Plus, if she went against her, Augusta would find out everything, and she wouldn’t allow her sister to shoulder any more guilt. Not to mention their mother dragging Augusta’s perso
nal business out in public. She deserved a happy life, one without the bullshit her mother would bring. Besides, what’s ten years and one child in the grand scheme of things? She’d still be young; she could have a full, rich life…after.
“You’re one of those people, I see,” January quipped, nodding toward the gazillion bags in John’s hands. “A one trip or death person. Respect.” Anyone who knew John could have guessed he’d never make two trips for groceries, but she enjoyed ribbing him every chance she got.
John set his considerable burden on the counter with a sound of relief. January busied herself with putting away groceries in hopes he wouldn’t further question what she had said outside. She knew it was a long shot, but it looked like it might pay off as he turned toward her sister. Wrong.
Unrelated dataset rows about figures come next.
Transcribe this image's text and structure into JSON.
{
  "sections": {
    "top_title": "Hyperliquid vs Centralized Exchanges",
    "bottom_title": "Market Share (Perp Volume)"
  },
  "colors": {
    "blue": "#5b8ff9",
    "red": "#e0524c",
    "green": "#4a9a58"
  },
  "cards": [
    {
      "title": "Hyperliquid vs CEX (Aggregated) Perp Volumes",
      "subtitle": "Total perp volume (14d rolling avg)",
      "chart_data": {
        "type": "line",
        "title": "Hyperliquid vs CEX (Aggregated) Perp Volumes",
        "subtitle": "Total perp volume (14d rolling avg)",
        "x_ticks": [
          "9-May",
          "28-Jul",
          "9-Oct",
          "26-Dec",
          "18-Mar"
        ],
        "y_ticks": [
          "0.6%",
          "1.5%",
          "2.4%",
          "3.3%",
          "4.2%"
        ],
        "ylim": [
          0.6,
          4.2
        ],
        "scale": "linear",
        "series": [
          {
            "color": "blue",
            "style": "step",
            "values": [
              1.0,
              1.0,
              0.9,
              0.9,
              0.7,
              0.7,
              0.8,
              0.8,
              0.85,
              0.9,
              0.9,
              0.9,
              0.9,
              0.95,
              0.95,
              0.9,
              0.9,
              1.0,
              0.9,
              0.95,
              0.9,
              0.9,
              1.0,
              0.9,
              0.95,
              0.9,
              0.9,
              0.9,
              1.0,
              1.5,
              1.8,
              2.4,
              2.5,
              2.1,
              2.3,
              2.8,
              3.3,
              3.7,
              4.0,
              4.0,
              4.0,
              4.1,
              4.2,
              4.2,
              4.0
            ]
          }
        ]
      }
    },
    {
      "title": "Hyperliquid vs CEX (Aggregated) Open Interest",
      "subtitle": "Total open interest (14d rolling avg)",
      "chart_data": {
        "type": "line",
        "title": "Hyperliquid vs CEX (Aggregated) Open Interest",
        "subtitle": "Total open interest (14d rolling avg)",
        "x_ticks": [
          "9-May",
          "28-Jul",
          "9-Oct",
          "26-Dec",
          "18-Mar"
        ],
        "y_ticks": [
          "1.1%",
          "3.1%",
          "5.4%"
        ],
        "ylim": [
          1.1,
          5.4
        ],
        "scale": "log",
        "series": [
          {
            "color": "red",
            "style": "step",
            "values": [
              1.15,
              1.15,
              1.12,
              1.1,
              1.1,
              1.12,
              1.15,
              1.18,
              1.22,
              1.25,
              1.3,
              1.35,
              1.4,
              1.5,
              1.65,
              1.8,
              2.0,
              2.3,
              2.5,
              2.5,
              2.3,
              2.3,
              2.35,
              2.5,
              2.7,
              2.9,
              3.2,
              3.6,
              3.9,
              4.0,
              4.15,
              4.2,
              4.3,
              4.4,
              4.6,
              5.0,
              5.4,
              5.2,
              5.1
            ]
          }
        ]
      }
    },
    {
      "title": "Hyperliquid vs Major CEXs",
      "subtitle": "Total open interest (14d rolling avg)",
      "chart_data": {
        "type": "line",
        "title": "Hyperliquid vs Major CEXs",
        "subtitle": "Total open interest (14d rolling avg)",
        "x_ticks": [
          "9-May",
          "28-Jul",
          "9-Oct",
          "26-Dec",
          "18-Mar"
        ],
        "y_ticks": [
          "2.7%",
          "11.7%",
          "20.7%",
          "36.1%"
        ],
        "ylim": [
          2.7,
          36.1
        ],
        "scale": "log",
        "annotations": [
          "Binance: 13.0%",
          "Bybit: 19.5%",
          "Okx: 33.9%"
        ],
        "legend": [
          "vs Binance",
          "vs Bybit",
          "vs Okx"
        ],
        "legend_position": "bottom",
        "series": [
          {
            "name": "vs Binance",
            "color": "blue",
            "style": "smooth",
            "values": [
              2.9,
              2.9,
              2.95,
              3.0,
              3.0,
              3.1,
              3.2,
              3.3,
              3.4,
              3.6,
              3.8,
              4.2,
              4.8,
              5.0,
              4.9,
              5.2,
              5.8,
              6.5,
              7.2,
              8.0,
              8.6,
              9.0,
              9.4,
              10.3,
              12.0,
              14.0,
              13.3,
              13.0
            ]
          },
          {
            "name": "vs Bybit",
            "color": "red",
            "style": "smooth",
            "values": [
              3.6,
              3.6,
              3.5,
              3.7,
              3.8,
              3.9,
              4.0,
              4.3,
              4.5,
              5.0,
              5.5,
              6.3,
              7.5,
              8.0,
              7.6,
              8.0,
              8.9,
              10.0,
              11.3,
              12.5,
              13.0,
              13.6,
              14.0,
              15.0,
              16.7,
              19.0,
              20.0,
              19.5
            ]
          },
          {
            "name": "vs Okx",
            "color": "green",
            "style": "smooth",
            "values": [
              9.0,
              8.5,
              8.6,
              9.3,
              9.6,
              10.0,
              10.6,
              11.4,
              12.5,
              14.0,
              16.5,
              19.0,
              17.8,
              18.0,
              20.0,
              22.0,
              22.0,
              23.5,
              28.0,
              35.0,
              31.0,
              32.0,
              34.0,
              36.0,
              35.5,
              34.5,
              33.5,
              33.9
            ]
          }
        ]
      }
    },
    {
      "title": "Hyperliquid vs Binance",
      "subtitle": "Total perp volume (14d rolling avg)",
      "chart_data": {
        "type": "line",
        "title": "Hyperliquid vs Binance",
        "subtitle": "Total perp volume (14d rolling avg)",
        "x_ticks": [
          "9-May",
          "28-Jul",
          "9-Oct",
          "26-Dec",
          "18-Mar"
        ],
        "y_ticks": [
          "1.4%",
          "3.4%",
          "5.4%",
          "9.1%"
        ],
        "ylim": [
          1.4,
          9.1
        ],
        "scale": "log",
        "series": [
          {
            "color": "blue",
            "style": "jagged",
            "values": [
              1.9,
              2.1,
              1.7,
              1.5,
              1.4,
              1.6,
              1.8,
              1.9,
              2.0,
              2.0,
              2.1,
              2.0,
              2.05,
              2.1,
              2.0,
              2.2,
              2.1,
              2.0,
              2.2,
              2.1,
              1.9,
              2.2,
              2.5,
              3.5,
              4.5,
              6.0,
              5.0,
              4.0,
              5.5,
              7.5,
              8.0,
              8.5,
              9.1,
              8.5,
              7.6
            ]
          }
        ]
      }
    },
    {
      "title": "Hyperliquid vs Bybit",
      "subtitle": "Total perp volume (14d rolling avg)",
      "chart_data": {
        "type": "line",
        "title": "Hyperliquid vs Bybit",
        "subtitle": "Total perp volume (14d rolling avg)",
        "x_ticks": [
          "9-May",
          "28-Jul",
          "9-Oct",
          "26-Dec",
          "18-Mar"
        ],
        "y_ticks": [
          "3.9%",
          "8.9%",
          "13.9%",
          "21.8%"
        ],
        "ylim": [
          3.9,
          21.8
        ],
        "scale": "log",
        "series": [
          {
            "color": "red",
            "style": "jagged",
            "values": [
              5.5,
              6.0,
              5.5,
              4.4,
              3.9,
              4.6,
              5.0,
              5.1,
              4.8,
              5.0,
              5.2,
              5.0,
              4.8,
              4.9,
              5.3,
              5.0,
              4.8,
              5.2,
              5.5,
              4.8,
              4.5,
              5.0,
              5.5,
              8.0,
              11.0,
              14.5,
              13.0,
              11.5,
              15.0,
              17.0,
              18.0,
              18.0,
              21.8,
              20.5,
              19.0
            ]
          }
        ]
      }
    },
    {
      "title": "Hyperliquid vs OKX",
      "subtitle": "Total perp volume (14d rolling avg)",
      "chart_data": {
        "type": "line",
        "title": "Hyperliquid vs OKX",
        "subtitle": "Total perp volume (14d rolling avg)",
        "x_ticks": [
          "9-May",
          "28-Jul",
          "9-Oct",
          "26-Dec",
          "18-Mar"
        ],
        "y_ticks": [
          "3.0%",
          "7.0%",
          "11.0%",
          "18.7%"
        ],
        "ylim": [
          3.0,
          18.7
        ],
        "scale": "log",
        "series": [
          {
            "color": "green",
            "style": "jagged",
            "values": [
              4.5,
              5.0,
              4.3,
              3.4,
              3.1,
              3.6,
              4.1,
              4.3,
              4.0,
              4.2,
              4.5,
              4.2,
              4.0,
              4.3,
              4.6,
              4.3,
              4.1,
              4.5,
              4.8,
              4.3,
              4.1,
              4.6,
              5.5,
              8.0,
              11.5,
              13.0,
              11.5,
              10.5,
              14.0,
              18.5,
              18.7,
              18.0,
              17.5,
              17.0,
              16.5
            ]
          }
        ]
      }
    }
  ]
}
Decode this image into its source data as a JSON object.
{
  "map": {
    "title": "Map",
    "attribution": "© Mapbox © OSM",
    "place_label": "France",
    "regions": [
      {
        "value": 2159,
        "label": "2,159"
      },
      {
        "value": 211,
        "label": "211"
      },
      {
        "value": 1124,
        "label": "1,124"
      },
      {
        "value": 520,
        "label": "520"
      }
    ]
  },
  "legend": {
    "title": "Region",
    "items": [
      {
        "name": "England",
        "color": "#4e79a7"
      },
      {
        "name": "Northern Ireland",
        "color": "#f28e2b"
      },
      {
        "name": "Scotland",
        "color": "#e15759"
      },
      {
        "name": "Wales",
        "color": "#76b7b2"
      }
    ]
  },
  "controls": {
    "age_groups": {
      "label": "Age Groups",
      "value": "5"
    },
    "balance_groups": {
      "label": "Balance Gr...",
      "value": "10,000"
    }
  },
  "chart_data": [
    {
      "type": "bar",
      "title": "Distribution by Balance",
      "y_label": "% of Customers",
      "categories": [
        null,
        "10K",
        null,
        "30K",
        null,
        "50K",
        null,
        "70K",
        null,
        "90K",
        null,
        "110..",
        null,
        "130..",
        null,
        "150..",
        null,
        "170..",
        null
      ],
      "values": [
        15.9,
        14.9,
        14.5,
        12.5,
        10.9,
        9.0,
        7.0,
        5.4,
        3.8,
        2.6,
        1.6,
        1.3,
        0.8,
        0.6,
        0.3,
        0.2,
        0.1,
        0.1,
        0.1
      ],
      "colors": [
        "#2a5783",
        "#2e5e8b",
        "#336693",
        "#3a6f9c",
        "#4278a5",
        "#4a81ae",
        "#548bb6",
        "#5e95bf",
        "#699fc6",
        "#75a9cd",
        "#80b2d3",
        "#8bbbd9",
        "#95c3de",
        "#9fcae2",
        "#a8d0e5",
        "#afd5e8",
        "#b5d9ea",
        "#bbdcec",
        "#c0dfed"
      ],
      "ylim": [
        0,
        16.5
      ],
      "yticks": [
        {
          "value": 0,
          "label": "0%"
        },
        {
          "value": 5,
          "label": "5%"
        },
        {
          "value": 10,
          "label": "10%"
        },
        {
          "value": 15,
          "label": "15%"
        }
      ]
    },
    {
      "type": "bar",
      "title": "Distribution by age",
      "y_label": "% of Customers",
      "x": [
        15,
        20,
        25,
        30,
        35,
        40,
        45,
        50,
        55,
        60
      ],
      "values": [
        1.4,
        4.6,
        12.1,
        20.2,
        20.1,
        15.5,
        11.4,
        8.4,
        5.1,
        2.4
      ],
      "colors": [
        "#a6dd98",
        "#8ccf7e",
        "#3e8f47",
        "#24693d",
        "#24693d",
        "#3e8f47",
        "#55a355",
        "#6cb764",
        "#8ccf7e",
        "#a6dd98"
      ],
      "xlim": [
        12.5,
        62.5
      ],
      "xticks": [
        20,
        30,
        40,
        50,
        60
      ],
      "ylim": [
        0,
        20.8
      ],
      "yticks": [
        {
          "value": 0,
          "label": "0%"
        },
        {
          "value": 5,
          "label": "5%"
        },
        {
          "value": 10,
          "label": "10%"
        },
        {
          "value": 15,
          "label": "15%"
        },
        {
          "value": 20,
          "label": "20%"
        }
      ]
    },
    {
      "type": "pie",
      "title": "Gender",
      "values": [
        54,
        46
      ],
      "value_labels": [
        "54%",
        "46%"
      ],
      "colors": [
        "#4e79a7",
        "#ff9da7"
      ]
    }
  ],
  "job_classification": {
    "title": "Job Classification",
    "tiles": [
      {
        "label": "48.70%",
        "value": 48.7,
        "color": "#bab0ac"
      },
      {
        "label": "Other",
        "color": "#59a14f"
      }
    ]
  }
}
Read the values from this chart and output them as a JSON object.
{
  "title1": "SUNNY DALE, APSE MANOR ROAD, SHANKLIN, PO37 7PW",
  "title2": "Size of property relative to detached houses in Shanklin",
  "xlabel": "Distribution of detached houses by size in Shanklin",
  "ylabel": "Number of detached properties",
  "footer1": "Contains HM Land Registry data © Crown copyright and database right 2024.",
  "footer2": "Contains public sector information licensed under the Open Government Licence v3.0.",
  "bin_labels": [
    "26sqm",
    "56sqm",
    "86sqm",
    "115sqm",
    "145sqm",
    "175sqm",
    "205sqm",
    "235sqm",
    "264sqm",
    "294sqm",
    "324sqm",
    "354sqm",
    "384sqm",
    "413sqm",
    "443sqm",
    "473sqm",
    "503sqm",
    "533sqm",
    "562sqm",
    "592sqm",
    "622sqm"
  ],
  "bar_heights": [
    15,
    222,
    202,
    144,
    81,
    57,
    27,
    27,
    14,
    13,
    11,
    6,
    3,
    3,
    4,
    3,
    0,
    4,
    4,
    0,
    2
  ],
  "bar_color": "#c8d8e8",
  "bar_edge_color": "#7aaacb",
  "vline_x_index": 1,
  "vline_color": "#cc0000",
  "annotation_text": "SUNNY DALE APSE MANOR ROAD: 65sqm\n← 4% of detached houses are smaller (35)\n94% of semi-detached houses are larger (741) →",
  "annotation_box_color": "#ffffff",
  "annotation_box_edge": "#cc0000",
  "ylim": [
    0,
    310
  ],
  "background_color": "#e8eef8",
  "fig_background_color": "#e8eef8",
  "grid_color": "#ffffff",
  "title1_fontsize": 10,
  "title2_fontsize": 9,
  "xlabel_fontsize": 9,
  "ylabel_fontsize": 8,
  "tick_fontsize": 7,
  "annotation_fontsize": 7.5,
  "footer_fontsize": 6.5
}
He quickly turned back. “What was that—" Her sister saved her from having to answer by wrapping her arms around him and informing him he was going to be late. A glance at his watch produced a frustrated sound and a suspicious glance between the two of them.
But January was devastated; Gus hadn’t saved her but condemned her. She was no fool, and if the look she cast outside at John’s mention of a loan shark was an indicator, Gus knew exactly what January had been mumbling about.
John said his goodbyes and headed right back out the door. “Where’s he off to in such a hurry?” Maybe a diversionary tactic will work.
Sweet as Francis’ pecan pie, she answered, “He is off to the airfield to meet with Logan and…” Gus glanced at the door. Once she saw whatever it was she was looking for, presumably John gone and the door closed, she turned back with a fury and horror January had never witnessed before. Well, that’s not exactly true, she had seen it once before.